I finished four books in October, and made some good progress on another pair. I also read about a half dozen comic collections, enough that I’ve decided to do them as their own post this month. I really wasn’t a fan of most of the books I read this month. One was just not my thing, another kind of annoyed me and the last was simply not very good. Luckily, I had a new Mistborn book to make sure I was satisfied with at least one of them.
Shadows of Self
Brandon Sanderson
This is the second Mistborn book set after the initial trilogy, starring the Wax and Wayne, who are essentially cowboys and Marasi as they try to stop a madman from throwing the city into chaos. The first book with these characters, The Alloy of Law, felt like a stand-alone tale just to see if this setting was viable. This one feels like the start of a trilogy. While there were certainly a few loose ends leftover in the first book, but this seems to put a lot of balls in the air.
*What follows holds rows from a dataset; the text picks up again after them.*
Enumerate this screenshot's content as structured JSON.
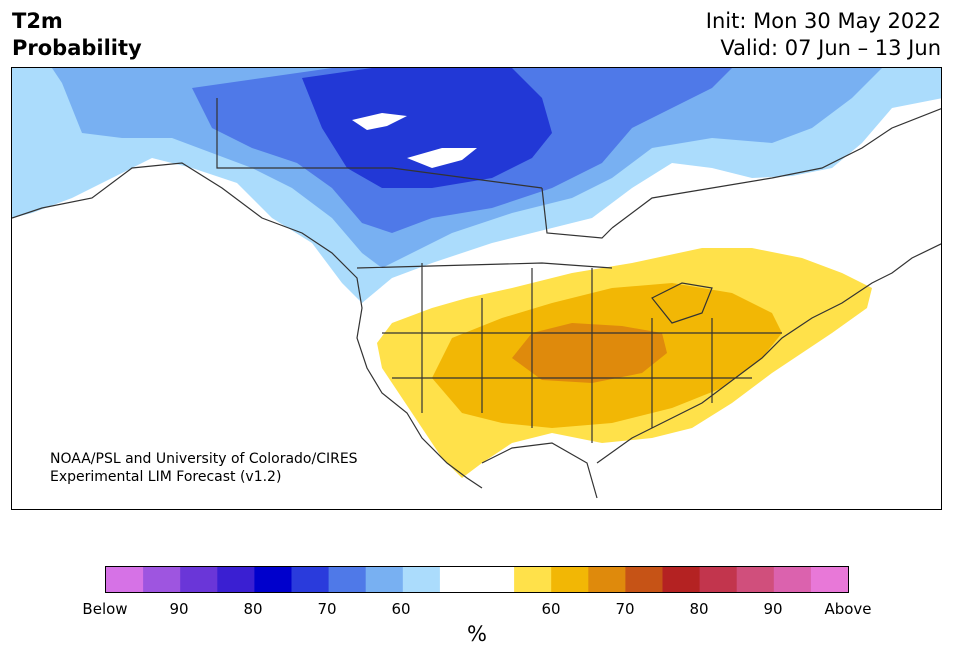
{
  "header": {
    "title_line1": "T2m",
    "title_line2": "Probability",
    "init_label": "Init: Mon 30 May 2022",
    "valid_label": "Valid: 07 Jun – 13 Jun"
  },
  "map": {
    "credit_line1": "NOAA/PSL and University of Colorado/CIRES",
    "credit_line2": "Experimental LIM Forecast (v1.2)"
  },
  "colorbar": {
    "unit": "%",
    "tick_labels": [
      "Below",
      "90",
      "80",
      "70",
      "60",
      "60",
      "70",
      "80",
      "90",
      "Above"
    ],
    "colors": [
      "#d672e6",
      "#9e55e0",
      "#6a36d8",
      "#3a1fd2",
      "#0000cc",
      "#2a3bdc",
      "#4f79e8",
      "#78b0f2",
      "#abdcfc",
      "#ffffff",
      "#ffffff",
      "#ffe14a",
      "#f2b705",
      "#df8a0c",
      "#c65316",
      "#b42222",
      "#c2354d",
      "#d04f7c",
      "#db62ae",
      "#e878d8"
    ]
  },
  "colors": {
    "below_strong": "#2238d6",
    "below_mid": "#4f79e8",
    "below_light": "#78b0f2",
    "below_faint": "#abdcfc",
    "above_faint": "#ffe14a",
    "above_light": "#f2b705",
    "above_mid": "#df8a0c",
    "coast": "#333333"
  }
}
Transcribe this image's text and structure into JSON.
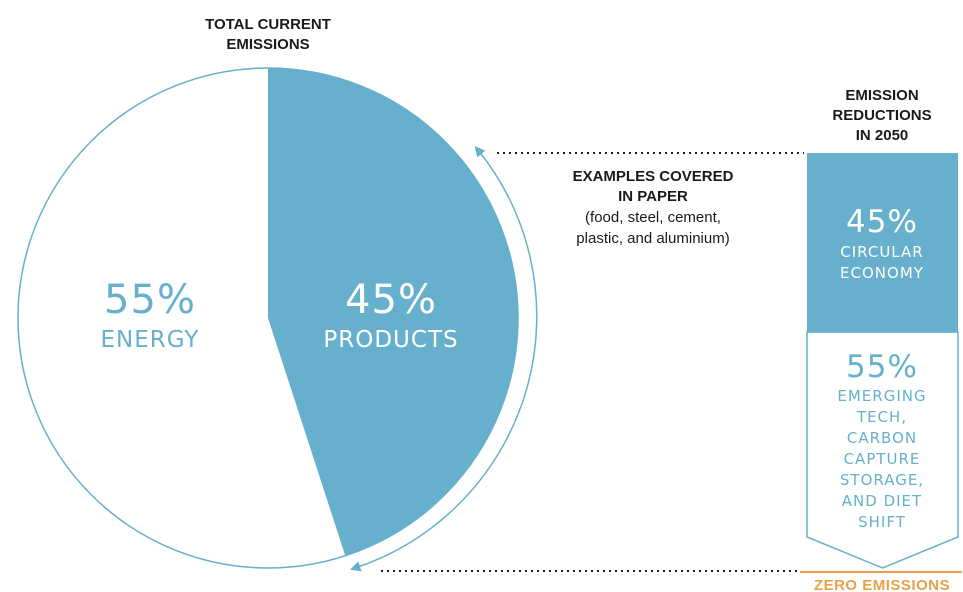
{
  "colors": {
    "blue": "#67b0cd",
    "white": "#ffffff",
    "orange": "#e8a14a",
    "dark": "#1a1a1a"
  },
  "pie": {
    "title_line1": "TOTAL CURRENT",
    "title_line2": "EMISSIONS",
    "energy_share": 55,
    "products_share": 45,
    "energy_percent": "55%",
    "energy_label": "ENERGY",
    "products_percent": "45%",
    "products_label": "PRODUCTS"
  },
  "examples": {
    "line1": "EXAMPLES COVERED",
    "line2": "IN PAPER",
    "line3": "(food, steel, cement,",
    "line4": "plastic, and aluminium)"
  },
  "reductions": {
    "title_line1": "EMISSION",
    "title_line2": "REDUCTIONS",
    "title_line3": "IN 2050",
    "circular_share": 45,
    "circular_percent": "45%",
    "circular_line1": "CIRCULAR",
    "circular_line2": "ECONOMY",
    "emerging_percent": "55%",
    "emerging_line1": "EMERGING",
    "emerging_line2": "TECH,",
    "emerging_line3": "CARBON",
    "emerging_line4": "CAPTURE",
    "emerging_line5": "STORAGE,",
    "emerging_line6": "AND DIET",
    "emerging_line7": "SHIFT"
  },
  "footer": {
    "zero_label": "ZERO EMISSIONS"
  }
}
This one has a really strong mystery angle, and spends a lot more time exploring elements of the Mistborn world that were left out of the last volume. The three central characters are more strongly developed as well. Marasi feels like a character with a greater purpose and Wayne actually gets some development outside of being Wax’s sidekick. Wax, though, grows more conflicted as the novel goes on. He deals directly with the world’s deity and faces a crisis that will make how he reacts in the next book very interesting. While the methods of the book’s villain are monstrous, the longer the book goes on the better the motive’s for those actions seem. It seems more and more that Wax and crew are fighting for a status quo that doesn’t really deserve defending. Marasi seems like one of the few people to realize how messed up things are and have some ideas on how to effect change.
Shadows of Self ends up feeling kind of rushed compared to Sanderson’s more sprawling works, but it is still a wholly satisfying read that will be followed up on in just a few months.
Death on the Nile
Agatha Christie
Another Hercule Poirot mystery. For the first half of this book it was one of my favorite of Christie’s, just short of And Then There Were None. Unfortunately, the further it goes along the less enjoyable it becomes. It starts with a mostly sympathetic victim. She had done something bad, but she is still appealing enough that her inevitable murder is tragic. Set up on the same Nile tour as the victim are a handful of characters that are interesting in their own right and all have possible motives for murder. When the veil is finally pulled away at the end, it is more disappointing than anything I can remember.
It is just so obvious. The only reason the reader might not guess the conclusion is that so much of the middle portion is deliberately misleading on the writer’s part. There are parts that read like one continuous scene where later it is revealed that there are cuts. As the book goes on the culprit seems clear, other than the fact that the person is on the list of people for whom committing the murder would be impossible. As enjoyable as the rest of the book is how this book ends just wasn’t enjoyable.
At the Mountains of Madness
HP Lovecraft
Anyone who knows me knows that I am not a horror guy. The closest I get to engaging with anything related to horror is playing the occasional video game or watching Ghostbusters or The Addams Family. With those games, even something as tame as Resident Evil 4 has been known to force me to put down the controller and leave the room for a few minutes. Despite this, when a book club I’m in decided to read some Lovecraft for our October book, I joined in.
It’s not scary. There are some horrifying things happening in this book, but the view point is so remote that it has little effect. His descriptions of the ancient cities with non-Euclidian architecture and unknown horrors create a sense of wonder, not dread. There are plenty of terrible things that happen, but they mostly happen off the page. The reader only really sees the results. The reader is held as such a distance that the big events don’t have as big of an impact as they could.
The Paper Magician
Charlie N Holmberg
The Paper Magician is a good set up in search of a story to make use of it. It starts very strong, with young Ceony graduating from magic school and being forced into a field of magic in which she has no interest. It does okay work setting up who Ceony is and starting to fill in how magic works in this series. Her teacher, Emery Thane, is likewise an interesting guy. Before the book can start doing developing anything other than Ceony starting to learn paper magic, a woman bursts into the house and rips Thane’s heart out of his chest.
The bulk of the rest of the book has Ceony trying to retrieve his heart, having fashioned as short term replacement out of paper. It ends up in an interesting section with her stuck in his real heart, trying to get out and having showdowns with an evil magician. Her competence, though, comes almost out of nowhere. She had just started training, how is she able to evade this very dangerous person. She also decides she loves, which comes out of nowhere and raises a few alarms since he is supposed to be teaching her and is roughly twice her age. It isn’t a bad book; I would consider picking up the rest of the series for the right price. It just needs something more to the plot, developments that actually develop and don’t just happen out of nowhere.